Highland Park, Deerfield D113 referendum forces gear up for Round 2
District 113 superintendent George Fornero details the facility improvements at Highand Park and Deerfield high schools that are part of the April 9 referendum during a Jan. 23 meeting at Deerfield High School. | Brian O'Mahoney~for Sun-Times Media
Updated: January 31, 2013 8:28AM
The pro and con forces behind High School District 113’s bond referendum are gearing up for a new tug-of-war to win over voters who cast ballots in the April 9 election.
Voters this spring will decide the fate of an $89-million borrowing request to update and upgrade school facilities at Highland Park and Deerfield high schools. Early voting begins March 25.
On the “pro” side, CLEAR in 113 has been picking up speed — and a social media presence — since filing with the State Board of Elections as a ballot initiative committee on Jan. 2. The group’s name stands for Community Leaders Educating and Advocating the Referendum in 113.
Chaired by Dan Jenks of Highland Park and Tony Horwitz of Deerfield, the group hopes to win over a sizable number of voters who cast “no” votes when the district appealed for $133 million two years ago. That measure failed 57 to 43 percent.

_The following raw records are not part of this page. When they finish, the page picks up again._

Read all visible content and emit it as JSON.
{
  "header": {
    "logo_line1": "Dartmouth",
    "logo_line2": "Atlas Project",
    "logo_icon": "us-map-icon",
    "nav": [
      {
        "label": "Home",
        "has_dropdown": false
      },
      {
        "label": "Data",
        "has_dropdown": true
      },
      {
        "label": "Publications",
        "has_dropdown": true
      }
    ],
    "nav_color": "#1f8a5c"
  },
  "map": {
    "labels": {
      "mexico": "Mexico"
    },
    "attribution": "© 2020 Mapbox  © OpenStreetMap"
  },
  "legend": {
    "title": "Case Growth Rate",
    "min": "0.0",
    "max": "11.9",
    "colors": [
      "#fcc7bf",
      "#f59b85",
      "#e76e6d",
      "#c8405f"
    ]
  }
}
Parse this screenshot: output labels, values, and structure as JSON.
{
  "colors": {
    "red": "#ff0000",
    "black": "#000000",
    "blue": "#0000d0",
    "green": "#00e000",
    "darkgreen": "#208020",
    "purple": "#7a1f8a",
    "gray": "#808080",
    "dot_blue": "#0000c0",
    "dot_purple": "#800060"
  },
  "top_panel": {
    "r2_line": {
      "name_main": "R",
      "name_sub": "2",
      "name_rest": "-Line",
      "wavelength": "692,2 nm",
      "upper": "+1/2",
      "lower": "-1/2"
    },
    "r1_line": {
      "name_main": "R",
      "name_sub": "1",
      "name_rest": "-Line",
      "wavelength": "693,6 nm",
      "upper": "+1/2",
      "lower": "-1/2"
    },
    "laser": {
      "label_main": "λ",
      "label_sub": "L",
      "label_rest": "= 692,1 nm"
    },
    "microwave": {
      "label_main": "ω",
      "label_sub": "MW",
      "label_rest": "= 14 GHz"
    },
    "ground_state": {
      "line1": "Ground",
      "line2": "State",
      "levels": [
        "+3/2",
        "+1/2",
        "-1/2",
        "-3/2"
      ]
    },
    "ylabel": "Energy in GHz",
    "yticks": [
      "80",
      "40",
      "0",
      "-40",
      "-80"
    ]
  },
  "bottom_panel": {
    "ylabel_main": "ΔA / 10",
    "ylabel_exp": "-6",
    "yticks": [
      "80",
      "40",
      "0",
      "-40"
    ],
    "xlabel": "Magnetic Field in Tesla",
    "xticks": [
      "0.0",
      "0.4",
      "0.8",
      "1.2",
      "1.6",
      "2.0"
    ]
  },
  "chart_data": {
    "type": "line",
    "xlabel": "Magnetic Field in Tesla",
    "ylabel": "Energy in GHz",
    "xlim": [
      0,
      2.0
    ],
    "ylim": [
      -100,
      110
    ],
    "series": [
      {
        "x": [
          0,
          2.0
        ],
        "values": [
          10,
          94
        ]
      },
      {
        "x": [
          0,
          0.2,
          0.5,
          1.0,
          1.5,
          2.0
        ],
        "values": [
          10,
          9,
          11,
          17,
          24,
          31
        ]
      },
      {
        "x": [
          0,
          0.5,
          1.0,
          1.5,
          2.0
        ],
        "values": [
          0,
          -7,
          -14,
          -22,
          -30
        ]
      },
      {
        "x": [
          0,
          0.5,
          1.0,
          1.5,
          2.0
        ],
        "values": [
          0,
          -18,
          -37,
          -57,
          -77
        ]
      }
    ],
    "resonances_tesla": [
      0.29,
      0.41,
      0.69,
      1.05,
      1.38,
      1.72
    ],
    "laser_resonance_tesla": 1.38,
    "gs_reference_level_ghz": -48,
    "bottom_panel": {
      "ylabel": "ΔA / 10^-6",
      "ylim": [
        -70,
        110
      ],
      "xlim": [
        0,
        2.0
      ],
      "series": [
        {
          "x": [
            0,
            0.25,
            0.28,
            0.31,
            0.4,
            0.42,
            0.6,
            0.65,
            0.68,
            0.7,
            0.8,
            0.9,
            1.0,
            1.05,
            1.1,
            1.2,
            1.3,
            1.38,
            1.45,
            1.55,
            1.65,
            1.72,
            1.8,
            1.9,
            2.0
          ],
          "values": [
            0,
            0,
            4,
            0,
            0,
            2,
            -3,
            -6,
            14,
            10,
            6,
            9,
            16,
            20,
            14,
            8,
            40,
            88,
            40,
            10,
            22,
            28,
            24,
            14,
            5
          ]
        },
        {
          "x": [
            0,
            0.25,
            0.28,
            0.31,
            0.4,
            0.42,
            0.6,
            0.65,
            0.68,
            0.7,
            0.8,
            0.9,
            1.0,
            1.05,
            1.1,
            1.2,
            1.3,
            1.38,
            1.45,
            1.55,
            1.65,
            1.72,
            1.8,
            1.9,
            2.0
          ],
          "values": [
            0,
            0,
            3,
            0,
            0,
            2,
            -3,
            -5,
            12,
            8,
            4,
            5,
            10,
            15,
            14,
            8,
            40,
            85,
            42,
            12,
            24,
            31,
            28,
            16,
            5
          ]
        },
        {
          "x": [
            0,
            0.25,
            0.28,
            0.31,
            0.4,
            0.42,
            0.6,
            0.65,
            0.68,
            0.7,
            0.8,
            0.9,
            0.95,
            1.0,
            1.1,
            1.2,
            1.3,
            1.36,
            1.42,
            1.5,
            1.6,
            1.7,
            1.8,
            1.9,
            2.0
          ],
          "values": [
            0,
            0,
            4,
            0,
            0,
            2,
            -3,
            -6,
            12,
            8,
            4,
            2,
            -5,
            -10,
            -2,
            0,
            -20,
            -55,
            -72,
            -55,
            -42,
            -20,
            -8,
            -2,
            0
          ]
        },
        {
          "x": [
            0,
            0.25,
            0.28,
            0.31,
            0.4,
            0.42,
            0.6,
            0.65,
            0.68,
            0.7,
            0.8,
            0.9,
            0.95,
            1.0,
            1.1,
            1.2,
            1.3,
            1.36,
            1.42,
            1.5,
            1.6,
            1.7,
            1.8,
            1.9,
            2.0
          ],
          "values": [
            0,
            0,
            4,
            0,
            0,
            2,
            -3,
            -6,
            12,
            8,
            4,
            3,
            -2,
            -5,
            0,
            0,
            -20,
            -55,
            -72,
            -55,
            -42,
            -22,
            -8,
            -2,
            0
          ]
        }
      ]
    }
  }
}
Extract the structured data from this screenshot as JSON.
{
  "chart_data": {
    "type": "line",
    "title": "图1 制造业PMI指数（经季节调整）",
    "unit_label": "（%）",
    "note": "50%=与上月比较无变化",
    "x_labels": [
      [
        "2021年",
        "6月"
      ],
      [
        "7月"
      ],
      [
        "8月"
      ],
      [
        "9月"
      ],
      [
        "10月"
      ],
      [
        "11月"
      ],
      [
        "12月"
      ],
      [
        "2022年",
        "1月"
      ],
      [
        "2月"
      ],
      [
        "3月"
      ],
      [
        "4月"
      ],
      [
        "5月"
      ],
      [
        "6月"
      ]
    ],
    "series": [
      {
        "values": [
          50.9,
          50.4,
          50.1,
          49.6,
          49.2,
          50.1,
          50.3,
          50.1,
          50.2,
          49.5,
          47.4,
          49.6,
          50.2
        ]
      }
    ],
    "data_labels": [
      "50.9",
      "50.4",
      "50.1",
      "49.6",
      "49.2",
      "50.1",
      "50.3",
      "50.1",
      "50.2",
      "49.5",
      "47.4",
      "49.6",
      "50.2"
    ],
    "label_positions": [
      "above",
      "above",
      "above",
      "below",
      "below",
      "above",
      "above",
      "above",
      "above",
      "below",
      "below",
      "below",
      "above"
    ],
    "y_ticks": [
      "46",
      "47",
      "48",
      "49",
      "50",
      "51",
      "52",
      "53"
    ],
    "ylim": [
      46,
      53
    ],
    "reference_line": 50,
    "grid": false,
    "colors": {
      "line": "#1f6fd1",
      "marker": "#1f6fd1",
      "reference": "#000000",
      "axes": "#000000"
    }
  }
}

“Our community has answered the call for a ‘better plan’ and now is the time to support an investment in our high schools,” notes CLEAR in 113 on its website. The group is stressing the dollars are a “reinvestment in student success” and a wise one at that, as strong schools promote high home-resale values, bringing in the young families who provide a stable tax base.
“Our community high schools are aging structures which require upgrades to address basic needs and ensure safety, security and productivity for current students and future generations,” notes the group on its website. Proponents stress the district spent 18 months and involved more than 100 people in developing its new Master Facilities Plan.
On the “con” side, Education First in 113 is renewing its opposition campaign under the same name.
“The plan is nearly identical to the $133 million plan the district floated in 2011, without the field houses at each school,” said Frank Pirri, a Deerfield resident and chair of the organization.
Pirri stresses the district is really asking taxpayers to fund a $120-million plan for just the first phase of improvements. The $25 million coming from district funds and reserves over the next five years also is taxpayer money, he noted.
Moreover, there are no guarantees the district can cut another $6.4 million through “builder discounts,” as calculated in the referendum plan, he said.
Not surprisingly, the two sides are portraying the tax impact on the homeowners quite differently.
CLEAR in 113, the pro-referendum group, points out that if voters approve the plan, the owner of a $300,000 home will pay about $173 a year for District 113’s bond and interest payments — less than the average of $198 paid over the past 10 years.
The group acknowledges that if the referendum fails, that portion of the tax bill will drop to about $15 because the district has recently paid off large amounts of debt.
But Education First is using a higher home value, $600,000, and pegging the cost at about $467 for the next five years when the $25 million coming from district funds is factored into the equation. After that, the hit is about $263 for the remaining 15 years of the bond issue, according to the opposition group.
The district’s financial consultant, Tammie Beckwith Schallmo, says bond and interest payments for the higher-priced home will be about $355 if the referendum passes, and about $32 if it doesn’t.